A good friend of mine reminded me just recently that, whilst it is important to tell God everything, it is vital to spend time listening to him and to wait for his spirit to prompt me.  I have to create space for him to speak to me, and to ask him to speak.  I must confess I rarely have the faith or the patience for this.  Pausing during my prayers usually causes my mind to doubt and to wander, or my desire to meditate on God and seek guidance from him is quashed by an irrational urgency to finish my prayers and get on with the day.  In summary, my prayers often go something like this: Lord, here are my problems, what’s going on? What shall I do? Help me, Amen.  I leave no room for him to speak – I’m gone before he can.  It’s like meeting a mentor for coffee, and saying ‘I just don’t know what to do. Bye!’  But Psalm 46 tells us to ‘Be still and know that I am God’.  Perhaps if I were to stop and be still more often, I would be able to hear what the Holy Spirit is saying to me.  And sometimes that’s exactly how God speaks – in the stillness and the quiet.  Just as Elijah, when he was waiting for God’s voice in the earthquake and the fire, instead, heard it afterwards in a small whisper, (1 Kings 19) so we can often be looking for big, loud signs from God.  And instead, he speaks to us in the stillness and the quiet as we meditate on him.

But what if his answer isn’t what I want to hear?  Am I willing to listen to God even if I don’t like what he is saying?  Because if I’m not, there’s no point in asking him what he wants me to do.  At times, I’ve avoided praying about certain areas of my life because I don’t want to face what I know is God’s will for me.  And it’s because I am not willing to relent to his will over mine.  Perhaps I feel convicted to give up something that I am not willing to lose, or changing something I am not willing to change.  But in doing so, what I’m really saying is that I don’t believe that God has a better understanding of what is best for me than I do.  Sometimes this lack of faith isn’t obvious to us at first, and it takes careful and honest self-examination to uncover a refusal to relent to God’s will.  It’s easy to cover it up with reasoned logic and spiritual talk about why we’ve made our choices.  But the only way to really follow God’s voice is to completely surrender my own will and seek his.  And I can only do this by digging deep – identifying self-will and putting it to death.   It really hurts, but Paul assures us that there is a huge amount of freedom found in doing this.  ‘I have learned the secret of facing plenty and hunger, abundance and need.  I do all things through him who strengthens me.’  (Philippians 4)

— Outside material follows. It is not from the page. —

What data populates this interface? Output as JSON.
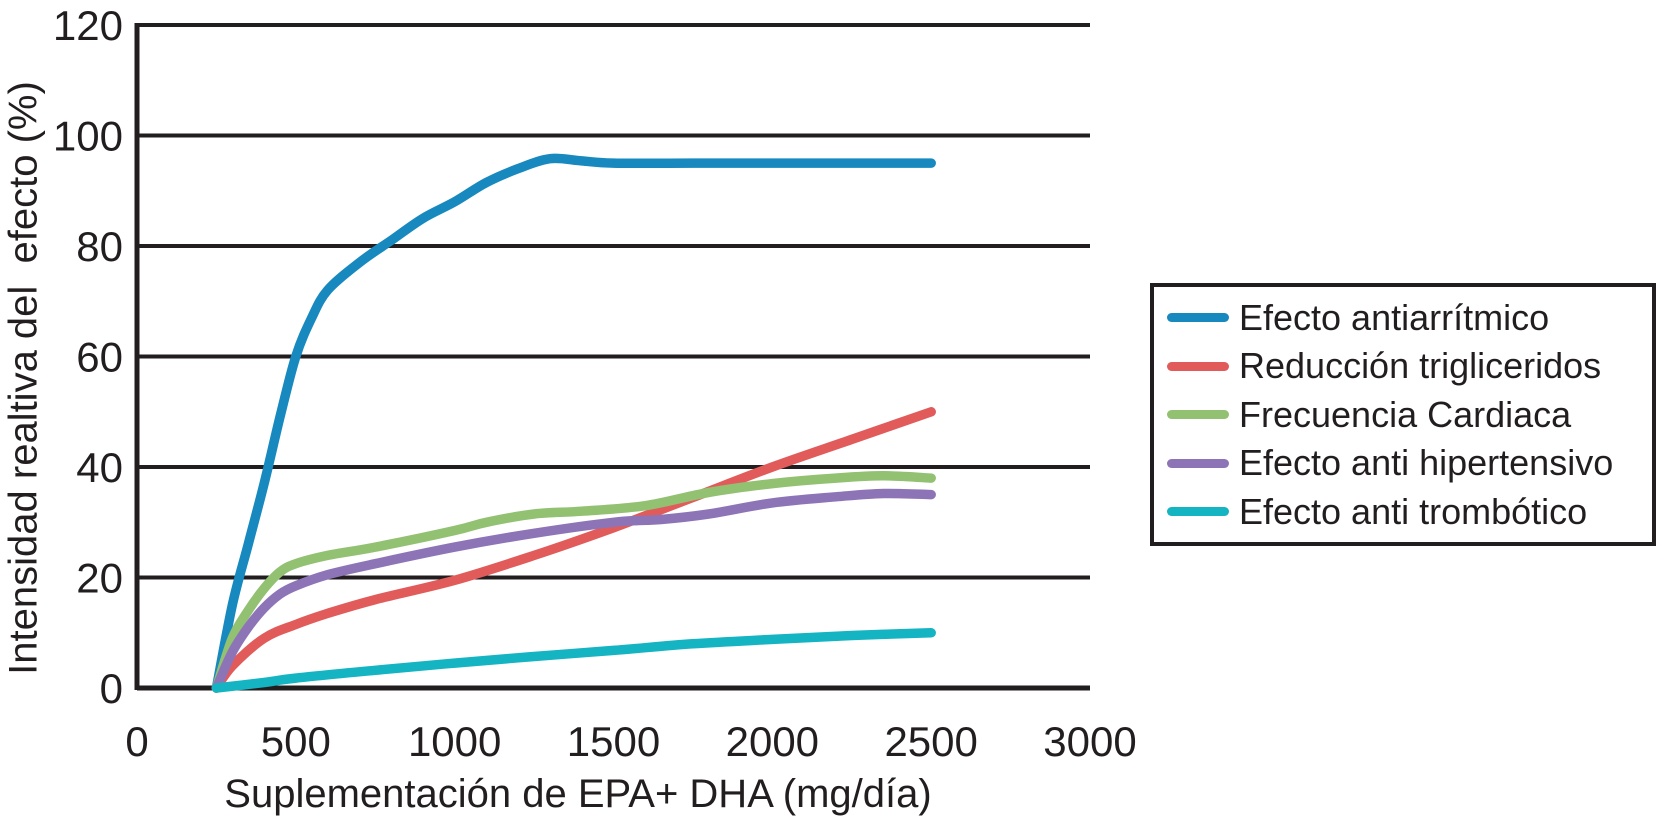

When someone is a bad listener, we tend to give up trying to speak to them after a while.  We write them off as a ‘brick wall’ and a ‘lost cause’.  I’m so eternally thankful that God hasn’t written me off, despite my damning track-record.  As I reflect on His voice in my life, I hear the gentle repetition of important lessons that I’m reluctant to learn and the persistent reminders to trust him. And when my stubborn heart insists on leaving him and pursuing my idols, he doesn’t let me go.  His voice just gets louder and louder and eventually becomes a megaphone calling out love and grace that stops me in my tracks and breaks my heart.  He is a relentless pursuer of my soul. And when, like Jonah on the ship away from Nineveh, I’m deaf even to His loudest voice, he has intervened in my life and shut off the road so that I simply can’t continue in my path away from him.  Sometimes it stings, but sometimes a gracious slap in the face is the only thing that will make me listen.  So I mustn’t despair that I am obstinate and slow to hear.  Instead, I must rest in the knowledge that my Saviour will always love and pursue me, and continue to practice the art of listening.